Bake for about 45 – 50 minutes until risen, and a skewer inserted in the centre comes out clean. Remove and cool on a wire rack before turning out.
This loaf keeps, wrapped in foil or a freezer bag, in the fridge for up to a week. You can also freeze it. If freezing, it’s easier to slice the loaf before freezing.
That sounds absolutely amazingIf you cut this into about twelve thick slices, each slice will give you around 125kCals, 9.1g protein, 6.5g fat (0.7g sat), 7.5g carbohydrates (3.9g sugars), and 2.5g dietary fibre. Not too shabby!

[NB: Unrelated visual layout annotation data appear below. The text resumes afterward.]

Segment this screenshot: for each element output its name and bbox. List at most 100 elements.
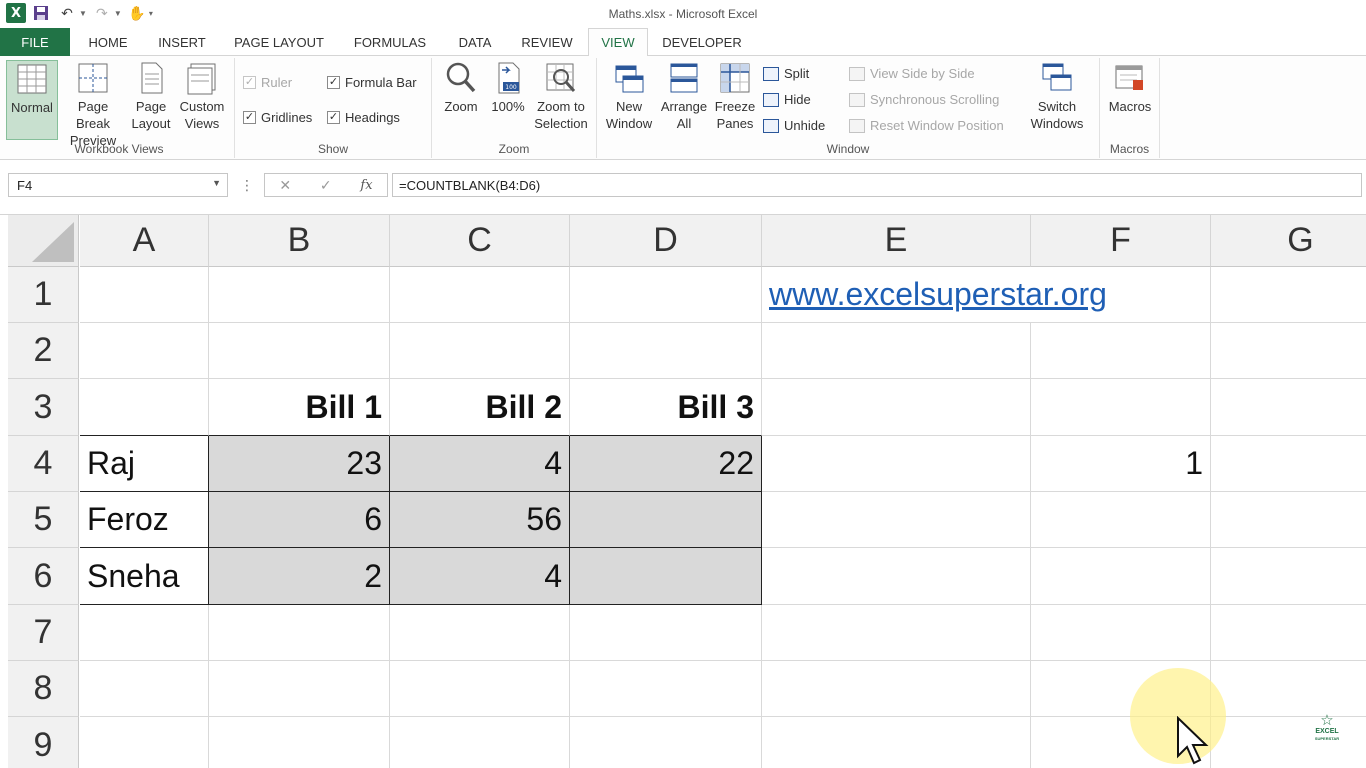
page-layout-view-button[interactable]: Page Layout: [128, 60, 174, 132]
custom-views-button[interactable]: Custom Views: [176, 60, 228, 132]
cell-d5[interactable]: [570, 492, 762, 548]
cell-f5[interactable]: [1031, 492, 1211, 548]
cell-d4[interactable]: 22: [570, 436, 762, 492]
cell-a7[interactable]: [80, 605, 209, 661]
column-header-b[interactable]: B: [209, 215, 390, 267]
cell-c2[interactable]: [390, 323, 570, 379]
cell-b7[interactable]: [209, 605, 390, 661]
cell-g4[interactable]: [1211, 436, 1366, 492]
cell-c6[interactable]: 4: [390, 548, 570, 605]
arrange-all-button[interactable]: Arrange All: [657, 60, 711, 132]
cell-e4[interactable]: [762, 436, 1031, 492]
row-header-1[interactable]: 1: [8, 267, 79, 323]
enter-icon[interactable]: ✓: [320, 177, 332, 194]
cell-d9[interactable]: [570, 717, 762, 768]
cell-d8[interactable]: [570, 661, 762, 717]
tab-insert[interactable]: INSERT: [148, 28, 216, 56]
cell-c4[interactable]: 4: [390, 436, 570, 492]
cell-d1[interactable]: [570, 267, 762, 323]
cell-c7[interactable]: [390, 605, 570, 661]
zoom-button[interactable]: Zoom: [438, 60, 484, 115]
cell-a5[interactable]: Feroz: [80, 492, 209, 548]
insert-function-icon[interactable]: fx: [360, 178, 372, 193]
cell-a8[interactable]: [80, 661, 209, 717]
row-header-5[interactable]: 5: [8, 492, 79, 548]
row-header-4[interactable]: 4: [8, 436, 79, 492]
select-all-button[interactable]: [8, 215, 79, 267]
tab-developer[interactable]: DEVELOPER: [656, 28, 748, 56]
cancel-icon[interactable]: ✕: [279, 177, 291, 194]
column-header-a[interactable]: A: [80, 215, 209, 267]
cell-c9[interactable]: [390, 717, 570, 768]
row-header-8[interactable]: 8: [8, 661, 79, 717]
tab-home[interactable]: HOME: [78, 28, 138, 56]
split-button[interactable]: Split: [763, 66, 809, 81]
cell-b8[interactable]: [209, 661, 390, 717]
name-box-dropdown-icon[interactable]: ▼: [212, 178, 221, 188]
cell-f2[interactable]: [1031, 323, 1211, 379]
row-header-2[interactable]: 2: [8, 323, 79, 379]
column-header-g[interactable]: G: [1211, 215, 1366, 267]
tab-view[interactable]: VIEW: [588, 28, 648, 57]
name-box[interactable]: F4 ▼: [8, 173, 228, 197]
cell-a4[interactable]: Raj: [80, 436, 209, 492]
cell-g8[interactable]: [1211, 661, 1366, 717]
reset-window-position-button[interactable]: Reset Window Position: [849, 118, 1004, 133]
cell-b6[interactable]: 2: [209, 548, 390, 605]
cell-a6[interactable]: Sneha: [80, 548, 209, 605]
ruler-checkbox[interactable]: ✓ Ruler: [243, 75, 292, 90]
cell-g1[interactable]: [1211, 267, 1366, 323]
cell-a3[interactable]: [80, 379, 209, 436]
gridlines-checkbox[interactable]: ✓ Gridlines: [243, 110, 312, 125]
row-header-9[interactable]: 9: [8, 717, 79, 768]
cell-a9[interactable]: [80, 717, 209, 768]
cell-d3[interactable]: Bill 3: [570, 379, 762, 436]
cell-a2[interactable]: [80, 323, 209, 379]
cell-c1[interactable]: [390, 267, 570, 323]
cell-b1[interactable]: [209, 267, 390, 323]
cell-f6[interactable]: [1031, 548, 1211, 605]
tab-data[interactable]: DATA: [446, 28, 504, 56]
cell-c3[interactable]: Bill 2: [390, 379, 570, 436]
unhide-button[interactable]: Unhide: [763, 118, 825, 133]
new-window-button[interactable]: New Window: [601, 60, 657, 132]
cell-b2[interactable]: [209, 323, 390, 379]
cell-f1[interactable]: [1031, 267, 1211, 323]
tab-file[interactable]: FILE: [0, 28, 70, 56]
normal-view-button[interactable]: Normal: [6, 60, 58, 140]
macros-button[interactable]: Macros: [1104, 60, 1156, 115]
cell-b4[interactable]: 23: [209, 436, 390, 492]
cell-e5[interactable]: [762, 492, 1031, 548]
view-side-by-side-button[interactable]: View Side by Side: [849, 66, 975, 81]
cell-f7[interactable]: [1031, 605, 1211, 661]
column-header-c[interactable]: C: [390, 215, 570, 267]
formula-input[interactable]: =COUNTBLANK(B4:D6): [392, 173, 1362, 197]
headings-checkbox[interactable]: ✓ Headings: [327, 110, 400, 125]
cell-f3[interactable]: [1031, 379, 1211, 436]
cell-e1[interactable]: www.excelsuperstar.org: [762, 267, 1107, 323]
cell-b3[interactable]: Bill 1: [209, 379, 390, 436]
row-header-3[interactable]: 3: [8, 379, 79, 436]
synchronous-scrolling-button[interactable]: Synchronous Scrolling: [849, 92, 999, 107]
cell-e9[interactable]: [762, 717, 1031, 768]
column-header-e[interactable]: E: [762, 215, 1031, 267]
cell-g3[interactable]: [1211, 379, 1366, 436]
tab-page-layout[interactable]: PAGE LAYOUT: [224, 28, 334, 56]
cell-f4[interactable]: 1: [1031, 436, 1211, 492]
cell-a1[interactable]: [80, 267, 209, 323]
cell-e7[interactable]: [762, 605, 1031, 661]
cell-d2[interactable]: [570, 323, 762, 379]
cell-e3[interactable]: [762, 379, 1031, 436]
cell-g5[interactable]: [1211, 492, 1366, 548]
formula-bar-grip-icon[interactable]: ⋮: [240, 177, 254, 194]
cell-b9[interactable]: [209, 717, 390, 768]
cell-e6[interactable]: [762, 548, 1031, 605]
zoom-to-selection-button[interactable]: Zoom to Selection: [530, 60, 592, 132]
switch-windows-button[interactable]: Switch Windows: [1021, 60, 1093, 132]
row-header-6[interactable]: 6: [8, 548, 79, 605]
cell-d7[interactable]: [570, 605, 762, 661]
tab-formulas[interactable]: FORMULAS: [344, 28, 436, 56]
tab-review[interactable]: REVIEW: [512, 28, 582, 56]
freeze-panes-button[interactable]: Freeze Panes: [711, 60, 759, 132]
row-header-7[interactable]: 7: [8, 605, 79, 661]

Remember that you are getting a nice dose of omega-3s from the walnuts, so it’s all good.
Energy to move, power to lift.
Makes 1 loaf (21cm x 10cm loaf tin)
Ingredients
100 grams walnuts or almonds, ground fine
250 grams very ripe banana (edible flesh only, about 3 bananas)
250 grams liquid egg whites (or 4 whole eggs)

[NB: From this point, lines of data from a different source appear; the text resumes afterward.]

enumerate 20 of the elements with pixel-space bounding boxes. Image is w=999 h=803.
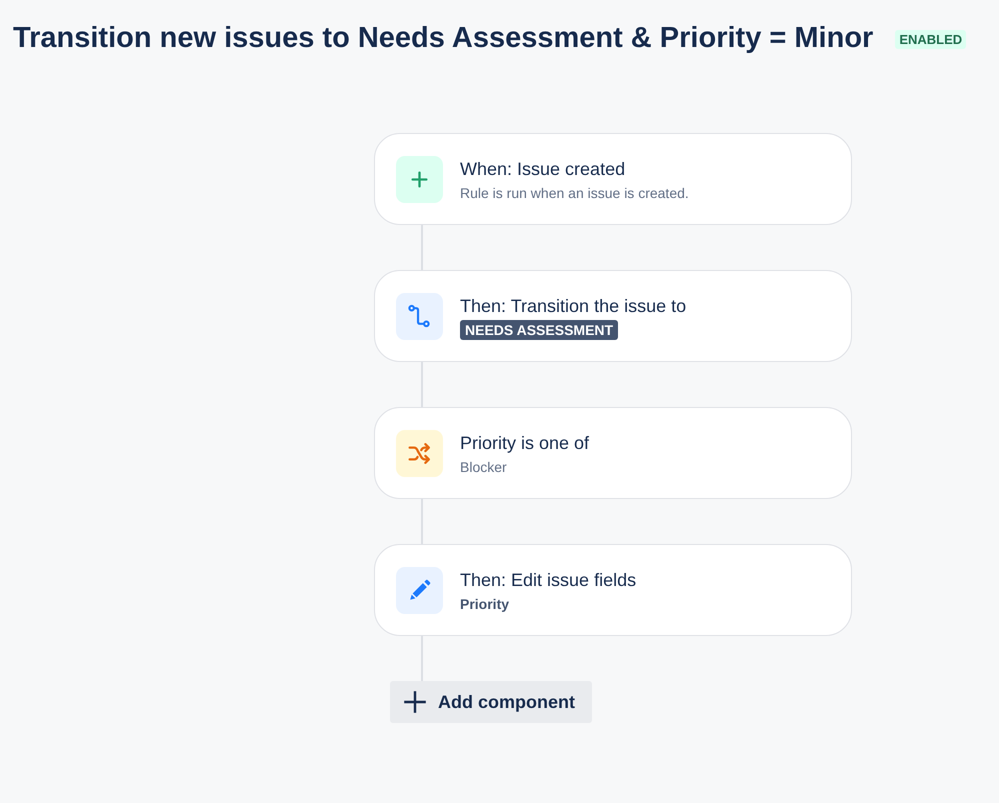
add-component-button[interactable]: Add component [390, 681, 592, 723]
enabled-status: ENABLED [895, 30, 966, 48]
plus-icon [396, 156, 443, 203]
pencil-icon [396, 567, 443, 614]
step-card[interactable]: Priority is one of Blocker [374, 407, 852, 499]
plus-icon [404, 691, 426, 713]
step-description: Blocker [460, 458, 507, 477]
shuffle-icon [396, 430, 443, 477]
field-name: Priority [460, 595, 510, 614]
status-lozenge: NEEDS ASSESSMENT [460, 320, 618, 340]
step-title: Then: Edit issue fields [460, 569, 636, 592]
step-card[interactable]: Then: Edit issue fields Priority [374, 544, 852, 636]
step-title: When: Issue created [460, 158, 626, 181]
step-title: Priority is one of [460, 432, 590, 455]
step-card[interactable]: Then: Transition the issue to NEEDS ASSESSMENT [374, 270, 852, 362]
step-title: Then: Transition the issue to [460, 295, 686, 318]
step-description: Rule is run when an issue is created. [460, 184, 689, 203]
step-card[interactable]: When: Issue created Rule is run when an issue is created. [374, 133, 852, 225]
rule-title: Transition new issues to Needs Assessment & Priority = Minor [13, 21, 874, 56]
path-icon [396, 293, 443, 340]
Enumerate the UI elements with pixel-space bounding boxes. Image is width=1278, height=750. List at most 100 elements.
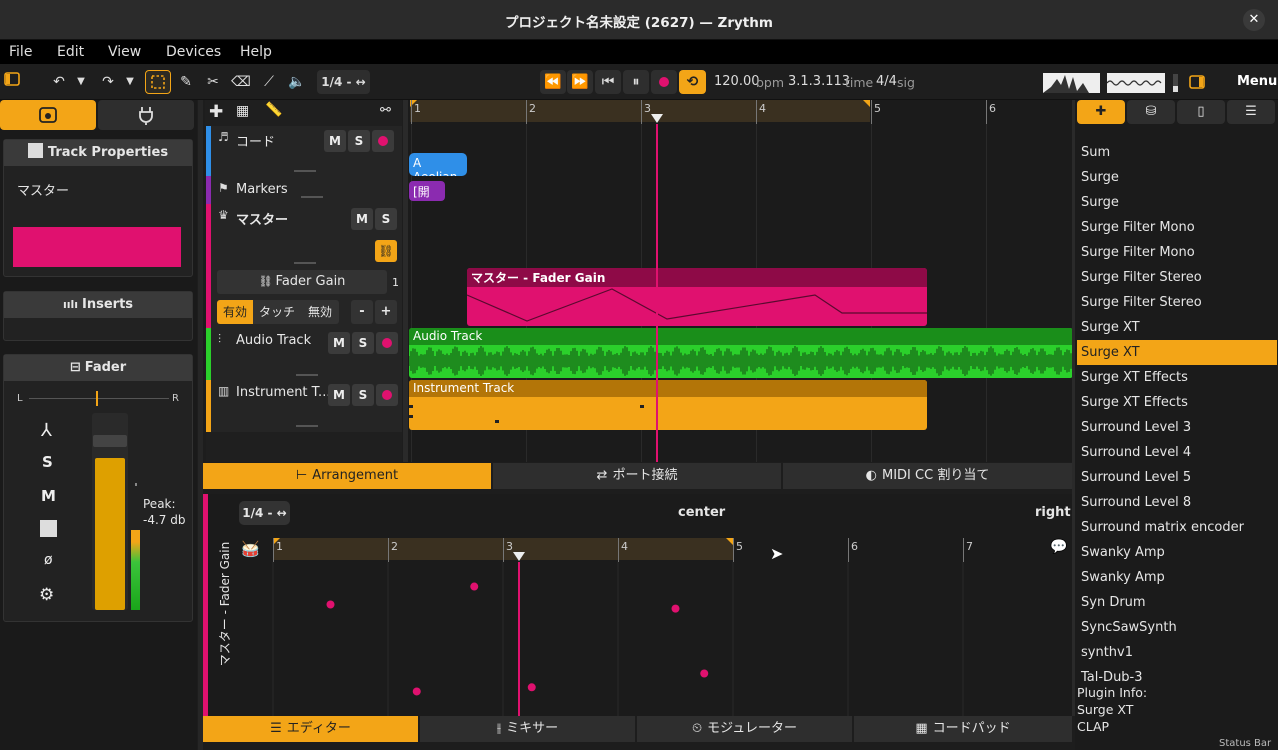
solo-button[interactable]: S <box>348 130 370 152</box>
left-panel-splitter[interactable] <box>198 100 203 750</box>
chord-region[interactable]: A Aeolian <box>409 153 467 176</box>
toggle-button[interactable]: ⚯ <box>380 103 391 118</box>
plugin-list-item[interactable]: Surround Level 3 <box>1077 415 1277 440</box>
rewind-button[interactable]: ⏪ <box>540 70 566 94</box>
marker-region[interactable]: [開始] <box>409 181 445 201</box>
instrument-region[interactable]: Instrument Track <box>409 380 927 430</box>
editor-ruler[interactable]: 1 2 3 4 5 6 7 <box>271 538 1051 562</box>
record-button[interactable] <box>651 70 677 94</box>
automation-point[interactable] <box>700 669 709 678</box>
track-master[interactable]: ♛ マスター M S ⛓ ⛓ Fader Gain 1 有効 タッチ 無効 - + <box>206 204 402 328</box>
erase-tool-button[interactable]: ⌫ <box>230 70 252 94</box>
mono-compat-icon[interactable]: ⅄ <box>41 420 52 441</box>
arranger[interactable]: 1 2 3 4 5 6 A Aeolian [開始] マスター - Fader … <box>408 100 1072 462</box>
track-markers[interactable]: ⚑ Markers <box>206 176 402 204</box>
automation-lane-selector[interactable]: ⛓ Fader Gain <box>217 270 387 294</box>
automation-editor[interactable]: マスター - Fader Gain 1/4 - ↔ center right 🥁… <box>203 494 1072 716</box>
track-chord[interactable]: ♬ コード M S <box>206 126 402 176</box>
tab-mixer[interactable]: ⫲ ミキサー <box>420 716 635 742</box>
plugin-list-item[interactable]: Tal-Dub-3 <box>1077 665 1277 681</box>
mute-button[interactable]: M <box>351 208 373 230</box>
ruler-tool-button[interactable]: 📏 <box>265 102 282 118</box>
automation-point[interactable] <box>527 683 536 692</box>
plugin-list-item[interactable]: Surge XT Effects <box>1077 365 1277 390</box>
pause-button[interactable]: ⏸ <box>623 70 649 94</box>
ramp-tool-button[interactable]: ⟋ <box>258 70 280 94</box>
inserts-header[interactable]: ıılı Inserts <box>4 292 192 318</box>
loop-range[interactable] <box>410 100 870 122</box>
show-automation-button[interactable]: ⛓ <box>375 240 397 262</box>
automation-point[interactable] <box>412 687 421 696</box>
tab-editor[interactable]: ☰ エディター <box>203 716 418 742</box>
bpm-value[interactable]: 120.00 <box>714 74 760 89</box>
track-resize-handle[interactable] <box>296 374 318 376</box>
track-resize-handle[interactable] <box>301 196 323 198</box>
track-name-field[interactable]: マスター <box>17 180 69 199</box>
midi-note[interactable] <box>495 420 499 423</box>
tab-chord-pad[interactable]: ▦ コードパッド <box>854 716 1072 742</box>
add-automation-lane-button[interactable]: + <box>375 300 397 324</box>
plugin-list-item[interactable]: Surge <box>1077 190 1277 215</box>
toggle-right-panel-button[interactable] <box>1186 70 1208 94</box>
close-button[interactable]: ✕ <box>1243 9 1265 31</box>
record-arm-button[interactable] <box>372 130 394 152</box>
solo-button[interactable]: S <box>42 453 53 471</box>
menu-file[interactable]: File <box>9 44 32 60</box>
plugin-list-item[interactable]: Surround Level 4 <box>1077 440 1277 465</box>
plugin-list-item[interactable]: Surround Level 5 <box>1077 465 1277 490</box>
plugin-list-item[interactable]: Swanky Amp <box>1077 540 1277 565</box>
time-value[interactable]: 3.1.3.113 <box>788 74 850 89</box>
plugin-list-item[interactable]: Swanky Amp <box>1077 565 1277 590</box>
menu-view[interactable]: View <box>108 44 141 60</box>
tab-port-connections[interactable]: ⇄ ポート接続 <box>493 463 781 489</box>
timeline-ruler[interactable]: 1 2 3 4 5 6 <box>408 100 1072 124</box>
tab-plugin-inspector[interactable] <box>98 100 194 130</box>
track-resize-handle[interactable] <box>294 170 316 172</box>
tab-modulator[interactable]: ⏲ モジュレーター <box>637 716 852 742</box>
drum-icon[interactable]: 🥁 <box>241 540 260 558</box>
plugin-list-item[interactable]: Surge <box>1077 165 1277 190</box>
menu-devices[interactable]: Devices <box>166 44 221 60</box>
plugin-list-item[interactable]: Sum <box>1077 141 1277 165</box>
loop-button[interactable]: ⟲ <box>679 70 706 94</box>
add-track-button[interactable]: ✚ <box>209 102 223 122</box>
tab-track-inspector[interactable] <box>0 100 96 130</box>
phase-invert-button[interactable]: ø <box>44 552 53 568</box>
tab-arrangement[interactable]: ⊢ Arrangement <box>203 463 491 489</box>
plugin-list-item[interactable]: Syn Drum <box>1077 590 1277 615</box>
record-arm-button[interactable] <box>376 332 398 354</box>
plugin-list-item[interactable]: Surge Filter Mono <box>1077 240 1277 265</box>
remove-automation-lane-button[interactable]: - <box>351 300 373 324</box>
track-properties-header[interactable]: Track Properties <box>4 140 192 166</box>
track-instrument[interactable]: ▥ Instrument T... M S <box>206 380 402 432</box>
right-panel-splitter[interactable] <box>1072 100 1075 716</box>
menu-edit[interactable]: Edit <box>57 44 84 60</box>
plugin-list-item[interactable]: Surge XT <box>1077 340 1277 365</box>
main-menu-button[interactable]: Menu <box>1237 74 1277 89</box>
select-tool-button[interactable] <box>145 70 171 94</box>
automation-mode-on[interactable]: 有効 <box>217 300 253 324</box>
automation-point[interactable] <box>671 604 680 613</box>
loop-end-marker[interactable] <box>863 100 870 107</box>
midi-note[interactable] <box>409 405 413 408</box>
track-resize-handle[interactable] <box>296 425 318 427</box>
record-arm-button[interactable] <box>40 520 57 537</box>
plugin-list-item[interactable]: Surge XT Effects <box>1077 390 1277 415</box>
go-to-start-button[interactable]: ⏮ <box>595 70 621 94</box>
mute-button[interactable]: M <box>41 487 56 505</box>
solo-button[interactable]: S <box>352 384 374 406</box>
gear-icon[interactable]: ⚙ <box>39 585 54 605</box>
solo-button[interactable]: S <box>375 208 397 230</box>
plugin-list-item[interactable]: Surround Level 8 <box>1077 490 1277 515</box>
undo-menu-button[interactable]: ▼ <box>73 70 89 94</box>
comment-icon[interactable]: 💬 <box>1050 539 1067 555</box>
mute-button[interactable]: M <box>324 130 346 152</box>
plugin-list-item[interactable]: Surround matrix encoder <box>1077 515 1277 540</box>
undo-button[interactable]: ↶ <box>47 70 71 94</box>
pan-handle[interactable] <box>96 391 98 406</box>
cut-tool-button[interactable]: ✂ <box>202 70 224 94</box>
track-audio[interactable]: ⫶ Audio Track M S <box>206 328 402 380</box>
plugin-list-item[interactable]: Surge Filter Mono <box>1077 215 1277 240</box>
playhead-marker-icon[interactable] <box>651 114 663 123</box>
fader-header[interactable]: ⊟ Fader <box>4 355 192 381</box>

45 grams oat flour or rolled oats (gluten-free, if required)
50 grams synthePURE Protein Powder
40 grams raw cacao
1 teaspoon pure vanilla extract / bean paste or seeds scraped from 1 vanilla pod
1 1/2 teaspoons baking powder (gluten-free)
sweetener, to taste (optional)*
Instructions
Preheat the oven to 180℃.
Grease a loaf tin lightly with olive oil spray or line the tin with silicone paper, if not using a silicon mold.
Place all the ingredients into the bowl of a food processor and process until the batter is smooth.
If using whole nuts, grind these beforehand with the rolled oats, if using.
Pour the batter into the prepared loaf tin. Even the top, if you’d like a square loaf.
Bake for about 45 – 50 minutes until risen, and a skewer inserted in the centre comes out clean. Remove and cool on a wire rack before turning out.
This loaf keeps, wrapped in foil or a freezer bag, in the fridge for up to a week. You can also freeze it. If freezing, it’s easier to slice the loaf before freezing.
This is a great bread recipe. I would definitely try this one. However, I have tried a Carrot Walnut Bread recipe from iahas.com few days back and it was delicious. I would like to share with you guys.If you cut this into about twelve thick slices, each slice will give you around 125kCals, 9.1g protein, 6.5g fat (0.7g sat), 7.5g carbohydrates (3.9g sugars), and 2.5g dietary fibre. Not too shabby! Remember that you are getting a nice dose of omega-3s from the walnuts, so it’s all good.
Energy to move, power to lift.
Makes 1 loaf (21cm x 10cm loaf tin)
Ingredients
100 grams walnuts or almonds, ground fine
250 grams very ripe banana (edible flesh only, about 3 bananas)
250 grams liquid egg whites (or 4 whole eggs)
45 grams oat flour or rolled oats (gluten-free, if required)
50 grams synthePURE Protein Powder
40 grams raw cacao
1 teaspoon pure vanilla extract / bean paste or seeds scraped from 1 vanilla pod
1 1/2 teaspoons baking powder (gluten-free)
sweetener, to taste (optional)*
Instructions
Preheat the oven to 180℃.
Grease a loaf tin lightly with olive oil spray or line the tin with silicone paper, if not using a silicon mold.
Place all the ingredients into the bowl of a food processor and process until the batter is smooth.
If using whole nuts, grind these beforehand with the rolled oats, if using.
Pour the batter into the prepared loaf tin. Even the top, if you’d like a square loaf.
Bake for about 45 – 50 minutes until risen, and a skewer inserted in the centre comes out clean. Remove and cool on a wire rack before turning out.
This loaf keeps, wrapped in foil or a freezer bag, in the fridge for up to a week. You can also freeze it. If freezing, it’s easier to slice the loaf before freezing.